Hi nginx developers,

As you know, RFC 7239 defines a Forwarded header to replace the zoo of
X-Forwarded-* with a single extensible syntax.

There seems to be growing interest in deploying Forwarded. For
example, aiohttp, a popular Python library, recently started reading
Forwarded by default.

I'd like to see a $proxy_add_forwarded variable in nginx -- similar in
essence to $proxy_add_x_forwarded_for -- and I'd like to try and
contribute a patch.

Can you tell me if this sounds like a good idea to you, and if yes,
which of the following approaches you prefer? (I'm sorry for the wall
of text)


1. $proxy_add_forwarded blindly appends a "for=..." after a comma,
just like $proxy_add_x_forwarded_for does. (This cannot be emulated in
config because of ticket #1316; also, nginx's $remote_addr is not
quite in the format required by RFC 7239.)
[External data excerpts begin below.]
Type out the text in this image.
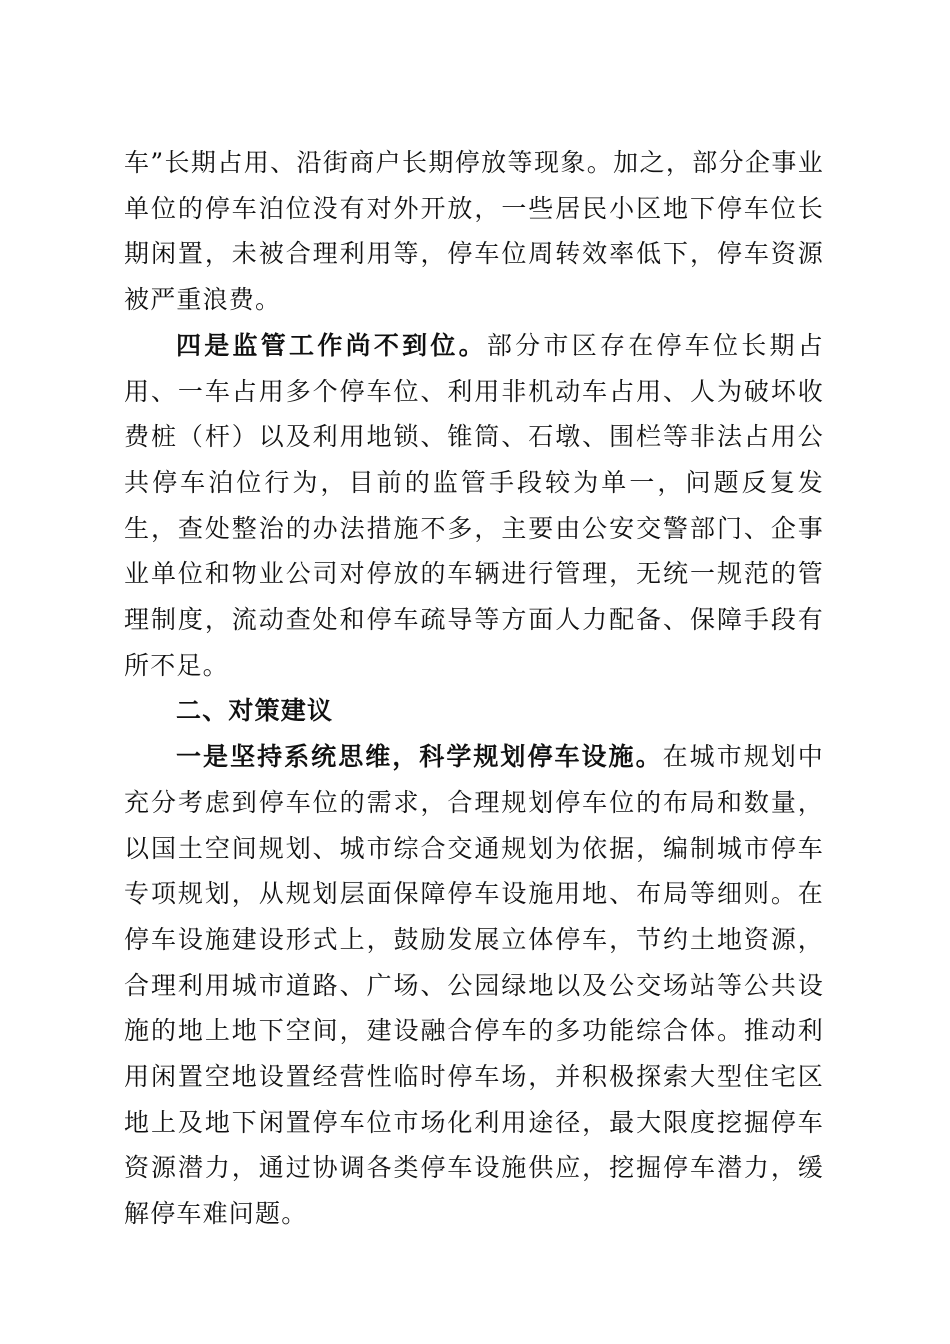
车”长期占用、沿街商户长期停放等现象。加之，部分企事业单位的停车泊位没有对外开放，一些居民小区地下停车位长期闲置，未被合理利用等，停车位周转效率低下，停车资源被严重浪费。

四是监管工作尚不到位。部分市区存在停车位长期占用、一车占用多个停车位、利用非机动车占用、人为破坏收费桩（杆）以及利用地锁、锥筒、石墩、围栏等非法占用公共停车泊位行为，目前的监管手段较为单一，问题反复发生，查处整治的办法措施不多，主要由公安交警部门、企事业单位和物业公司对停放的车辆进行管理，无统一规范的管理制度，流动查处和停车疏导等方面人力配备、保障手段有所不足。

二、对策建议

一是坚持系统思维，科学规划停车设施。在城市规划中充分考虑到停车位的需求，合理规划停车位的布局和数量，以国土空间规划、城市综合交通规划为依据，编制城市停车专项规划，从规划层面保障停车设施用地、布局等细则。在停车设施建设形式上，鼓励发展立体停车，节约土地资源，合理利用城市道路、广场、公园绿地以及公交场站等公共设施的地上地下空间，建设融合停车的多功能综合体。推动利用闲置空地设置经营性临时停车场，并积极探索大型住宅区地上及地下闲置停车位市场化利用途径，最大限度挖掘停车资源潜力，通过协调各类停车设施供应，挖掘停车潜力，缓解停车难问题。
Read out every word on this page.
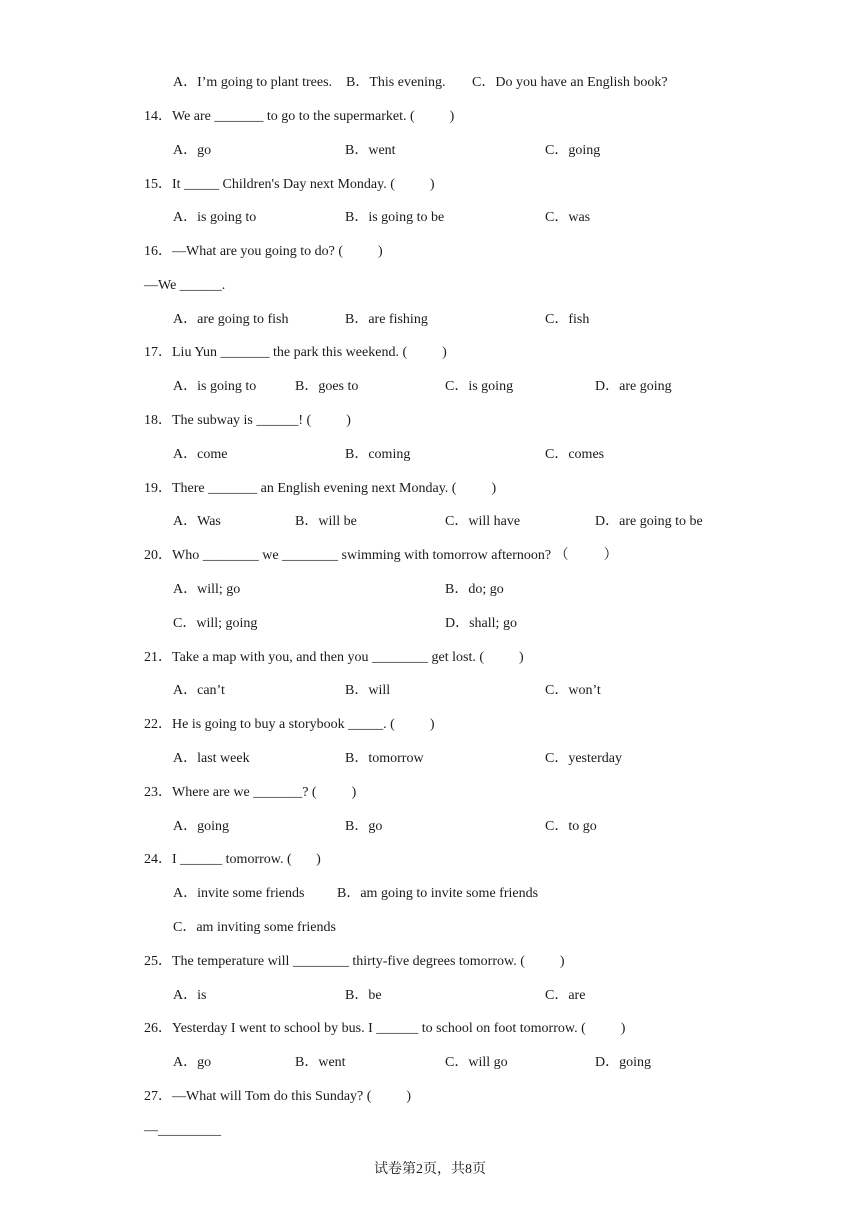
A．I’m going to plant trees. B．This evening. C．Do you have an English book?
14．We are _______ to go to the supermarket. (          )
A．go	B．went	C．going
15．It _____ Children's Day next Monday. (          )
A．is going to	B．is going to be	C．was
16．—What are you going to do? (          )
—We ______.
A．are going to fish	B．are fishing	C．fish
17．Liu Yun _______ the park this weekend. (          )
A．is going to	B．goes to	C．is going	D．are going
18．The subway is ______! (          )
A．come	B．coming	C．comes
19．There _______ an English evening next Monday. (          )
A．Was	B．will be	C．will have	D．are going to be
20．Who ________ we ________ swimming with tomorrow afternoon? （          ）
A．will; go	B．do; go
C．will; going	D．shall; go
21．Take a map with you, and then you ________ get lost. (          )
A．can’t	B．will	C．won’t
22．He is going to buy a storybook _____. (          )
A．last week	B．tomorrow	C．yesterday
23．Where are we _______? (          )
A．going	B．go	C．to go
24．I ______ tomorrow. (       )
A．invite some friends B．am going to invite some friends
C．am inviting some friends
25．The temperature will ________ thirty-five degrees tomorrow. (          )
A．is	B．be	C．are
26．Yesterday I went to school by bus. I ______ to school on foot tomorrow. (          )
A．go	B．went	C．will go	D．going
27．—What will Tom do this Sunday? (          )
—_________
试卷第2页，共8页
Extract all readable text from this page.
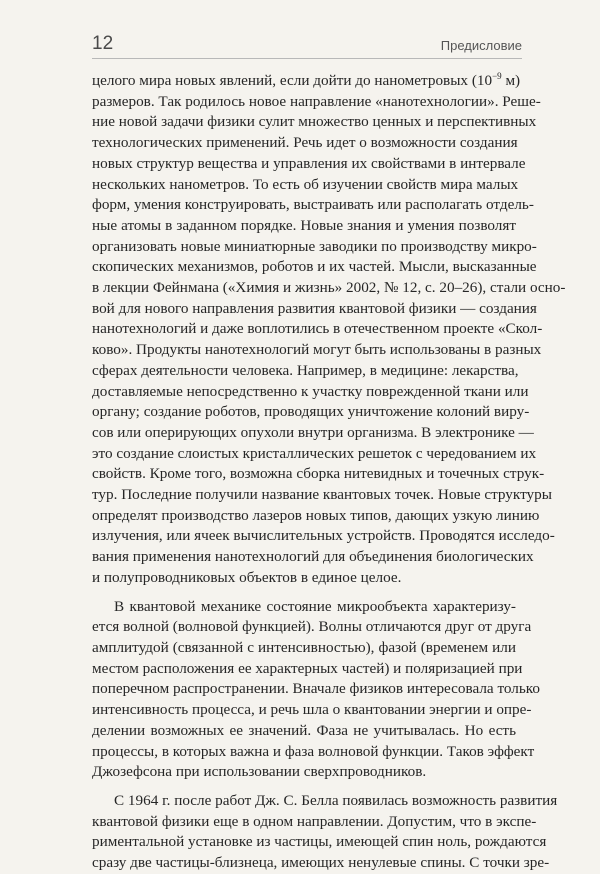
12	Предисловие
целого мира новых явлений, если дойти до нанометровых ($10^{-9}$ м)
размеров. Так родилось новое направление «нанотехнологии». Реше-
ние новой задачи физики сулит множество ценных и перспективных
технологических применений. Речь идет о возможности создания
новых структур вещества и управления их свойствами в интервале
нескольких нанометров. То есть об изучении свойств мира малых
форм, умения конструировать, выстраивать или располагать отдель-
ные атомы в заданном порядке. Новые знания и умения позволят
организовать новые миниатюрные заводики по производству микро-
скопических механизмов, роботов и их частей. Мысли, высказанные
в лекции Фейнмана («Химия и жизнь» 2002, № 12, с. 20–26), стали осно-
вой для нового направления развития квантовой физики — создания
нанотехнологий и даже воплотились в отечественном проекте «Скол-
ково». Продукты нанотехнологий могут быть использованы в разных
сферах деятельности человека. Например, в медицине: лекарства,
доставляемые непосредственно к участку поврежденной ткани или
органу; создание роботов, проводящих уничтожение колоний виру-
сов или оперирующих опухоли внутри организма. В электронике —
это создание слоистых кристаллических решеток с чередованием их
свойств. Кроме того, возможна сборка нитевидных и точечных струк-
тур. Последние получили название квантовых точек. Новые структуры
определят производство лазеров новых типов, дающих узкую линию
излучения, или ячеек вычислительных устройств. Проводятся исследо-
вания применения нанотехнологий для объединения биологических
и полупроводниковых объектов в единое целое.
В квантовой механике состояние микрообъекта характеризу-
ется волной (волновой функцией). Волны отличаются друг от друга
амплитудой (связанной с интенсивностью), фазой (временем или
местом расположения ее характерных частей) и поляризацией при
поперечном распространении. Вначале физиков интересовала только
интенсивность процесса, и речь шла о квантовании энергии и опре-
делении возможных ее значений. Фаза не учитывалась. Но есть
процессы, в которых важна и фаза волновой функции. Таков эффект
Джозефсона при использовании сверхпроводников.
С 1964 г. после работ Дж. С. Белла появилась возможность развития
квантовой физики еще в одном направлении. Допустим, что в экспе-
риментальной установке из частицы, имеющей спин ноль, рождаются
сразу две частицы-близнеца, имеющих ненулевые спины. С точки зре-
The problem here: suppose an external user sends:

    Forwarded: for=injected;by="

If you just append to this, you get:

    Forwarded: for=injected;by=", for=real

This puts the burden on the receiving application to parse this
robustly and recover "for=real". They can't just split on comma
(because comma can occur inside a valid quoted-string), they need more
logic. It's doable, they just have to be aware of the problem and
actively mitigate it.


2. Parse any incoming Forwarded headers into an internal
representation, then re-serialize it with an added element.

This is obviously more expensive. But, if you think that supporting
Forwarded is a good idea, then eventually you want to support it in
ngx_http_realip_module and wherever else nginx looks at X-Forwarded-*.
Then you need to parse anyway.


3. Validate the syntax of any incoming Forwarded headers with a regex.
If they are valid, append to them. If they are invalid, replace them
with a single "for=unknown" (explicitly allowed by RFC 7239), and
append to that.


4. Do any of the above, but in a third-party module, where one could
experiment more freely.

I think requiring a third-party module to support Forwarded will just
lead to everybody sticking with X-Forwarded-*, or else trying to
emulate it in config with poor results. It's just not enough of a
feature on its own.

Then again, maybe RFC 7239 was a bad idea and everybody *should* just
stick to X-Forwarded-*.


Any thoughts on this would be appreciated. Thank you!